I’d imagine that the working assumption was that the water was maintaining a continuous stream rather than breaking up. Since the amount of water per time is the same at any cross-section of the stream, and the water further down is moving faster due to the acceleration of gravity, the cross-sectional area must be smaller further down.
What I don’t understand is how to confirm that the observed behavior matches the theory.
Thanks,
Rob
Take a picture and check the shape? Maybe you are asking something different…
Yeah, but you’d need a really tall column of water to start to see errors, wouldn’t you?
Thanks,
Rob
Yeah, that seems pretty easy. hang a sheet of graph paper behind the water stream, and put the camera far away (with a zoom lens) to minimize parallax error, and then you can measure the width of the water stream at various heights by seeing how its boundaries line up with the graph paper.
The relationship starts to fall apart when the speed of the water gets high enough for aerodynamics to start affecting things, or when the water has been falling for enough time to allow tiny imperfections to result in droplet formation due to surface tension, but if you’ve ever watched a real faucet trickling out water, you know that smooth, continuous flow can survive for several inches below the faucet outlet.
Depends how well you want to test it, as is the case for all scientific questions.

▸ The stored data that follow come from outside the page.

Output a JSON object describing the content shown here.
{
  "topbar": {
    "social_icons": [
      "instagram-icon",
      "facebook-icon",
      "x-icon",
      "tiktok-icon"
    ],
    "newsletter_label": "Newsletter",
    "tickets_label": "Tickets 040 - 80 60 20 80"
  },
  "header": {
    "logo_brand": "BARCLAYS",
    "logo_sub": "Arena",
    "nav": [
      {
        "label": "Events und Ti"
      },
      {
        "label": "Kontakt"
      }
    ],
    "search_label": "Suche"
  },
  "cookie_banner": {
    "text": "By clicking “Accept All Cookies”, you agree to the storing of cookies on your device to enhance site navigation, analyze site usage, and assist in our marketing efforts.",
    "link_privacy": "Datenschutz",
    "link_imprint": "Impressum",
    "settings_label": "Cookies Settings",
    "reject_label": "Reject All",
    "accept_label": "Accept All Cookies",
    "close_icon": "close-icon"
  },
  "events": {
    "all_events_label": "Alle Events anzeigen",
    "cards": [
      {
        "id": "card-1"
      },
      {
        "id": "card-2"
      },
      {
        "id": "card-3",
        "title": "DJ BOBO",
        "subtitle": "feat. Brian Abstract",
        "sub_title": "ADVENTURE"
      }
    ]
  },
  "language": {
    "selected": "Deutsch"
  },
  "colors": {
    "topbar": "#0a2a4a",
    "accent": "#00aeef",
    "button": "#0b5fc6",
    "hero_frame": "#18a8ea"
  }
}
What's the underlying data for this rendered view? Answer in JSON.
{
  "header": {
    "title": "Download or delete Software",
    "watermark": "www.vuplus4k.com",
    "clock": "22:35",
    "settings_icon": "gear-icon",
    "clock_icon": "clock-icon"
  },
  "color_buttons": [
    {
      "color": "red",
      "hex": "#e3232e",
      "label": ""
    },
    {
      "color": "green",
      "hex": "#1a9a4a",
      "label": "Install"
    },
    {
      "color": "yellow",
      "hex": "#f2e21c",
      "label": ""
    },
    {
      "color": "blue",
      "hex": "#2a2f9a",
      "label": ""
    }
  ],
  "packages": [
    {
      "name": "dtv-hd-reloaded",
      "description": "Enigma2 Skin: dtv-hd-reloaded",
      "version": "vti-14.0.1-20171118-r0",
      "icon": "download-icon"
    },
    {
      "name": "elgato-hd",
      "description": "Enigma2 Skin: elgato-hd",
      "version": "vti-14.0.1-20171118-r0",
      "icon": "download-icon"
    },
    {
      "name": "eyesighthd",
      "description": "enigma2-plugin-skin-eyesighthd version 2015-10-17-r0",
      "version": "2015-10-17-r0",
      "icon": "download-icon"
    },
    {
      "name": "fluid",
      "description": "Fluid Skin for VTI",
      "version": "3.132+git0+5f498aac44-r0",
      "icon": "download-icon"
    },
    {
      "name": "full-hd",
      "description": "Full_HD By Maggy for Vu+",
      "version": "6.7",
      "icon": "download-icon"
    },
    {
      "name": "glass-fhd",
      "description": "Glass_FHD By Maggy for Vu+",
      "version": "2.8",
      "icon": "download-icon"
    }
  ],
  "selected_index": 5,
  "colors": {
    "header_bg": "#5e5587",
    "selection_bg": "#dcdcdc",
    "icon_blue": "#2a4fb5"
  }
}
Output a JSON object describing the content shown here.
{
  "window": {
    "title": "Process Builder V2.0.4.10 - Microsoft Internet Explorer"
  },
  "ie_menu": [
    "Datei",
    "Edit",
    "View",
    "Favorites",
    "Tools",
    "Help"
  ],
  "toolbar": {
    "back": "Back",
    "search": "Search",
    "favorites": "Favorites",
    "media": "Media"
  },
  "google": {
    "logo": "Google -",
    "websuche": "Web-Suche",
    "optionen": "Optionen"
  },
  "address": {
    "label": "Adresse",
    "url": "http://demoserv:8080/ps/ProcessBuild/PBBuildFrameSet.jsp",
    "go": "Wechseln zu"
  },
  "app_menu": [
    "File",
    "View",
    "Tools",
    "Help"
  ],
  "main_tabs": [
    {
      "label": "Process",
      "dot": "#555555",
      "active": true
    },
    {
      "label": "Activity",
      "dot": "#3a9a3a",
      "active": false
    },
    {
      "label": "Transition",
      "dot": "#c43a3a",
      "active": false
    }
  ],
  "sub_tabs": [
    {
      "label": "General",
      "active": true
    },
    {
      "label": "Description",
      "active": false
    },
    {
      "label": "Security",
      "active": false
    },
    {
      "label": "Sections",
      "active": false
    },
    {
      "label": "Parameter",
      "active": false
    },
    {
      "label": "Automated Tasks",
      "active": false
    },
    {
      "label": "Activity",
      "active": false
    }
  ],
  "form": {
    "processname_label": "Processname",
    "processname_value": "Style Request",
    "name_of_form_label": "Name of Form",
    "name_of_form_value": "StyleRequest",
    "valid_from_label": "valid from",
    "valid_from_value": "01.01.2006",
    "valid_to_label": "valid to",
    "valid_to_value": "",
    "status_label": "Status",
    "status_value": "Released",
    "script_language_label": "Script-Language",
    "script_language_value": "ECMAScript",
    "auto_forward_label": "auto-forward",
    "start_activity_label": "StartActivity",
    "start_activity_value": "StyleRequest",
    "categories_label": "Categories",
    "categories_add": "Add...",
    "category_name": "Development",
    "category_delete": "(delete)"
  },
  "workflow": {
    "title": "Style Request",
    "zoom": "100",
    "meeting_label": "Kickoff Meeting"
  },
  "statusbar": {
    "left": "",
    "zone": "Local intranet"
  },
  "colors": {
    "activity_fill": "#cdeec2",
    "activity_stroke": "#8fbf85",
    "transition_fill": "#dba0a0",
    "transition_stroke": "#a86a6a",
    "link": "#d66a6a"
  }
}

However, I would suspect that the approximations taken in any simple derivation would start breaking down fairly visibly in a household faucet.
Fun fact: If you run a comb through your hair (so that it picks up a substantial static electric charge), and then bring the comb close to a very very narrow stream of falling water from a faucet, the stream will be deflected away from the comb.
Funner fact: This effect inspired Wilhelm Reich to build his cloudbuster. (Reich’s claim for how the cloudbuster worked: It drew deadly orgone radiation out of the atmosphere. The actual way a cloudbuster works: If you wait long enough, clouds will form and disperse on their own.)
That should be deflected towards the comb. The charge on the comb will attract the opposite charge to the water, and so will attract the water.
D’oh!
Proof positive that human memory (mine, in this case) fills in the gaps with made-up nonsense.
On the other hand, though, a powerful magnet will deflect the water away, since water is diamagnetic. That one’s harder to see, though, since few people have a sufficiently-powerful magnet lying around.
Feynman wasn’t considering the path of the stream of water - he was considering the shape of the stream as it comes out of a faucet. Here is a description by Feynman himself of the problem and how he solved it.
Yes. We all know that. And your link was already given, back in Post 2.